Massinger had great qualities. He was religious, and of rare honesty and independence; yet his religion did not purify his thoughts, nor tend, consequently, to chasten his productions--and his circumstances wore away his real independence, as his dedications testify. His conceptions of what was noble, of what was virtuous, are beautifully expressed in those plays, which are yet so full of coarseness as to be unpresentable; and whilst he never loses any opportunity of exalting virtue, he seizes every occasion of depraving the taste, if not the mind. In this respect he is far more culpable than Shakspeare; the age had deteriorated: James I. was coarse, and liked coarseness in others; his Court and his amusements all partook of that characteristic, which increased after the old chivalric style had declined. The elegance and purity in the works of Sir Philip Sidney and Spenser were succeeded by coarseness in those of Massinger, Ford, and Ben Jonson. When Massinger ceased to write freely--and, in so doing, to indulge every fancy, fair or foul--he wrote feebly. Of this “The Roman Actor,” to play which he “held to be the most perfect birth of his Minerva,” affords an example. It is free from indelicacy, but presents few of Massinger’s striking excellencies. The plot is bad; the scene in which the character of Paris might have been so powerfully developed, when tempted by Domitian, is poor. The tortures of the senators on the stage, and the appearance of their ghosts afterwards, savours of the love which Massinger had for the horrible--with the delineation of which he seems to have consoled himself for his forbearance in other points. Nevertheless, whilst the secondary characters in “The Roman Actor” are poor and indistinct--whilst those of the primary actors are striking and truthful--the timid tyranny of Domitian, and the ambition of Donitia, are admirably worked out.

The inordinate taste for revolting incidents on the stage was a great feature of the times; the contemporaries of Somerset and his wife were habituated to the excitement of fearful mysteries, of crimes, and sins half-disclosed, yet awful in the dimness of partial discovery. The frequent occurrence of murders, sometimes designedly, “but more often in hasty broils,” in that day, presented subjects which, to us, seem extravagant, but which were highly acceptable to the bravadoes, who, smoking on the stage, brandished their rapiers, and were ready to avenge a quarrel at the sword’s point. In nothing is the difference of manners so marked between those days and these as in the matter of honour. In those times, honour was perpetually in every man’s mouth--personal courage was prominently brought forward; and hence, every play had its braggart or its coward; and, as we see in the works of Beaumont and Fletcher,[[195]] honour had its code, its professional counsel, and its practical paid supporters. But, with this code, this practice, moral courage had little to do; the code of honour drew the main limit of caste, and the burgher and the tradesman were beneath it. So important was it, however, to observe the new code aux ongles, that a manual or grammar of its rules was applied to satisfy the captious on nice points.

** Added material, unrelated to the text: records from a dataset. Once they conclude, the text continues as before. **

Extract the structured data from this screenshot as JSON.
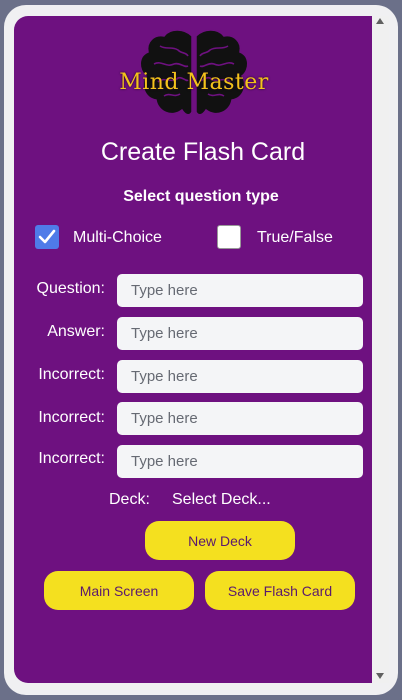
{
  "logo": {
    "text": "Mind Master"
  },
  "page": {
    "title": "Create Flash Card"
  },
  "question_type": {
    "heading": "Select question type",
    "options": [
      {
        "label": "Multi-Choice",
        "checked": true
      },
      {
        "label": "True/False",
        "checked": false
      }
    ]
  },
  "fields": [
    {
      "label": "Question:",
      "placeholder": "Type here"
    },
    {
      "label": "Answer:",
      "placeholder": "Type here"
    },
    {
      "label": "Incorrect:",
      "placeholder": "Type here"
    },
    {
      "label": "Incorrect:",
      "placeholder": "Type here"
    },
    {
      "label": "Incorrect:",
      "placeholder": "Type here"
    }
  ],
  "deck": {
    "label": "Deck:",
    "value": "Select Deck..."
  },
  "buttons": {
    "new_deck": "New Deck",
    "main_screen": "Main Screen",
    "save": "Save Flash Card"
  },
  "colors": {
    "panel": "#6e1180",
    "accent_yellow": "#f4e01f",
    "checkbox_blue": "#4f7be8"
  }
}
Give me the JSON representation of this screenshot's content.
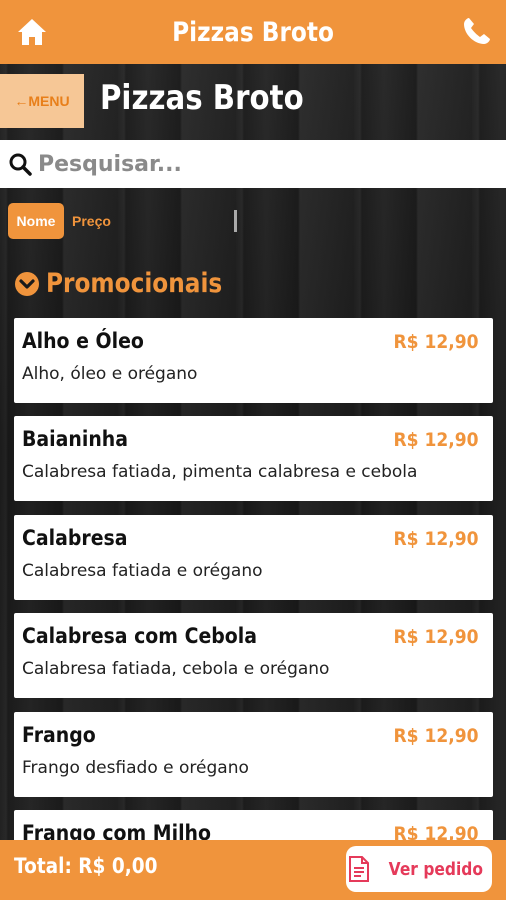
{
  "colors": {
    "accent": "#f0943c",
    "price": "#f0943c",
    "cart_button_text": "#e53a5a"
  },
  "topbar": {
    "title": "Pizzas Broto",
    "left_icon": "home-icon",
    "right_icon": "phone-icon"
  },
  "header": {
    "menu_label": "←MENU",
    "page_title": "Pizzas Broto"
  },
  "search": {
    "placeholder": "Pesquisar...",
    "icon": "search-icon"
  },
  "sort": {
    "by_name": "Nome",
    "by_price": "Preço"
  },
  "category": {
    "icon": "chevron-down-circle-icon",
    "title": "Promocionais"
  },
  "items": [
    {
      "name": "Alho e Óleo",
      "price": "R$ 12,90",
      "description": "Alho, óleo e orégano"
    },
    {
      "name": "Baianinha",
      "price": "R$ 12,90",
      "description": "Calabresa fatiada, pimenta calabresa e cebola"
    },
    {
      "name": "Calabresa",
      "price": "R$ 12,90",
      "description": "Calabresa fatiada e orégano"
    },
    {
      "name": "Calabresa com Cebola",
      "price": "R$ 12,90",
      "description": "Calabresa fatiada, cebola e orégano"
    },
    {
      "name": "Frango",
      "price": "R$ 12,90",
      "description": "Frango desfiado e orégano"
    },
    {
      "name": "Frango com Milho",
      "price": "R$ 12,90",
      "description": ""
    }
  ],
  "footer": {
    "total": "Total: R$ 0,00",
    "cart_label": "Ver pedido",
    "cart_icon": "document-icon"
  }
}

Thus, when Adorio, in Massinger’s “Maid of Honour,” laments that his honour and reputation should suffer from having taken a blow in public from Caldoro, accompanied with the infamous “mark of coward,” he is referred by Camillo, to whom he pours forth his vexation, to Caranza’s “Grammar” for directions, in much the same manner as a lawyer would quote Lord St. Leonards on a point of law--or travellers call on Murray as their authority.